Kayla Rodriguez plays Tea Flake, aide to Mayor Marcellus, and acts as a roaming poet and jester, offering commentary on the situations throughout the play. Rodriguez has enormous, in a good way, stage presence and nails her hip-hop speeches, in many ways anchoring the story and bridging the story from the nod to ancient Greece to today’s Chicago. Calvin Biggs also earns (I hesitate to say “steals”) his scenes with funny turns as the Mayor’s other aide LeRoi in a style that is reminiscent of Kenan Thompson from Saturday Night Live.

Cam Blackwell as the Mayor who has let his ambition and thirst for power move him to betray his people, delivers on a hard part to play. He is like the arsonist fireman clinging to self-dealt power. God knows, he has had role models to study in the City of Detroit.

Director Cheryl Turski cast Letitia Grijalva in the role of “The Spirit” connecting Kelley’s physical place to the spirit world, and made her a street rag-lady, draped in rags as clothes, obscuring her face. This choice, a good one among many, works nicely as there is a reason why beat cops cultivate such denizens of alleys and gutters as sources–they see everything.

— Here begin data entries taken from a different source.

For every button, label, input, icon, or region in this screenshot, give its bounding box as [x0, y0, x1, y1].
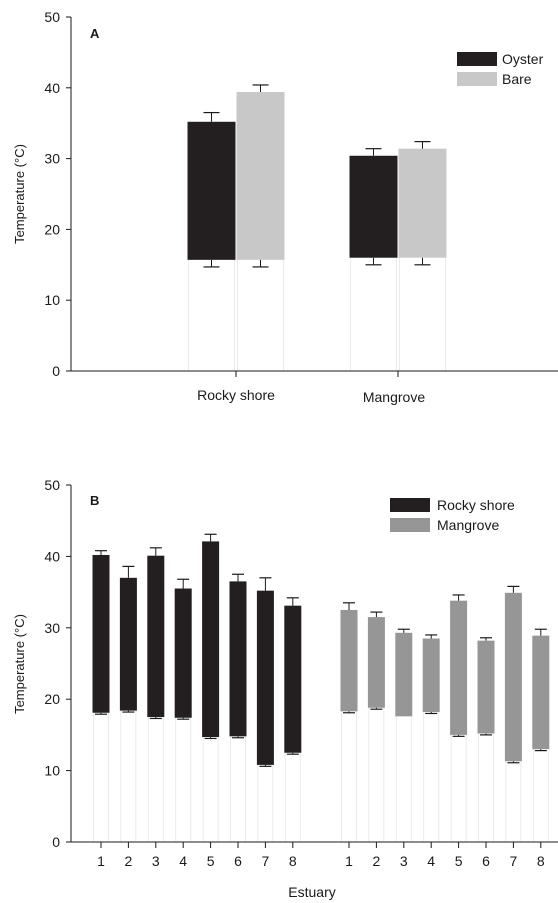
x-tick-label: 7	[510, 853, 518, 869]
x-tick-label: 7	[262, 853, 270, 869]
x-tick-label: 8	[289, 853, 297, 869]
panel-a-bars	[187, 84, 447, 377]
range-bar	[340, 609, 358, 712]
range-bar	[256, 590, 274, 765]
x-tick-label: 3	[400, 853, 408, 869]
y-tick-label: 30	[44, 620, 60, 636]
x-tick-label: 1	[345, 853, 353, 869]
y-tick-label: 20	[44, 691, 60, 707]
range-bar	[119, 577, 137, 711]
range-bar	[395, 632, 413, 717]
legend-swatch-bare	[457, 72, 497, 86]
x-tick-label: 5	[207, 853, 215, 869]
range-bar	[284, 605, 302, 753]
x-tick-label: 3	[152, 853, 160, 869]
range-bar	[450, 600, 468, 735]
y-tick-label: 30	[44, 151, 60, 167]
panel-b: B 0 10 20 30 40 50 1 2 3 4 5 6 7 8 1 2 3 4 5 6 7 8 Temperatu…	[12, 477, 558, 900]
panel-b-y-ticks: 0 10 20 30 40 50	[44, 477, 71, 850]
y-tick-label: 20	[44, 221, 60, 237]
x-tick-label: 8	[537, 853, 545, 869]
panel-a-category-label: Rocky shore	[197, 387, 275, 403]
panel-a-category-label: Mangrove	[363, 389, 425, 405]
panel-a-label: A	[90, 26, 100, 41]
panel-a-guides	[188, 257, 446, 371]
legend-swatch-rocky-shore	[390, 498, 430, 512]
x-tick-label: 6	[482, 853, 490, 869]
panel-a-legend: Oyster Bare	[457, 51, 544, 87]
range-bar	[174, 588, 192, 718]
range-bar	[202, 541, 220, 738]
legend-swatch-mangrove	[390, 518, 430, 532]
y-tick-label: 0	[52, 834, 60, 850]
panel-a: A 0 10 20 30 40 50 Temperature (°C) Rocky sho…	[12, 9, 558, 405]
range-bar	[349, 155, 398, 258]
range-bar	[92, 554, 110, 713]
y-tick-label: 0	[52, 363, 60, 379]
y-tick-label: 10	[44, 292, 60, 308]
panel-b-x-ticks: 1 2 3 4 5 6 7 8 1 2 3 4 5 6 7 8	[97, 842, 545, 869]
range-bar	[236, 92, 285, 260]
panel-a-y-axis-label: Temperature (°C)	[12, 144, 27, 244]
x-tick-label: 2	[125, 853, 133, 869]
legend-label-bare: Bare	[502, 71, 532, 87]
panel-b-bars	[92, 533, 550, 767]
y-tick-label: 40	[44, 80, 60, 96]
x-tick-label: 1	[97, 853, 105, 869]
range-bar	[532, 635, 550, 750]
range-bar	[367, 617, 385, 708]
y-tick-label: 40	[44, 548, 60, 564]
x-tick-label: 4	[427, 853, 435, 869]
x-tick-label: 5	[455, 853, 463, 869]
range-bar	[504, 592, 522, 762]
range-bar	[187, 121, 236, 260]
range-bar	[229, 581, 247, 737]
y-tick-label: 50	[44, 477, 60, 493]
y-tick-label: 50	[44, 9, 60, 25]
legend-label-mangrove: Mangrove	[437, 517, 499, 533]
panel-a-y-ticks: 0 10 20 30 40 50	[44, 9, 71, 379]
legend-label-oyster: Oyster	[502, 51, 544, 67]
y-tick-label: 10	[44, 763, 60, 779]
panel-b-label: B	[90, 493, 99, 508]
range-bar	[477, 640, 495, 734]
legend-swatch-oyster	[457, 52, 497, 66]
panel-b-guides	[93, 707, 549, 842]
panel-b-legend: Rocky shore Mangrove	[390, 497, 515, 533]
x-tick-label: 6	[234, 853, 242, 869]
legend-label-rocky-shore: Rocky shore	[437, 497, 515, 513]
range-bar	[398, 148, 447, 258]
panel-b-x-axis-label: Estuary	[288, 884, 335, 900]
panel-b-y-axis-label: Temperature (°C)	[12, 614, 27, 714]
x-tick-label: 2	[373, 853, 381, 869]
x-tick-label: 4	[179, 853, 187, 869]
range-bar	[147, 555, 165, 718]
range-bar	[422, 638, 440, 713]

The bodies of the street wars pile up in Xtigone as shoes. Shoes without owners is a device that is a constant in the story. And, in fact, the theatre is advertising for patrons to bring gently worn shoes to the performances so that they might distribute them to needful people in Detroit.

One of the thrilling things to take in here is the relevance to the story that Kelley has given the legion of high school and college students doing this play. The original Sophocles play is not out of reach for students, but anyone trying to teach English or Philosophy to teenagers knows ancient Greece is a tough sell to keep their attention.

I could imagine, while watching Xtigone, students perking up in their chairs when teachers pivot or teach Antigone and Xtigone in parallel. It is a powerful work, doing good work for all of us.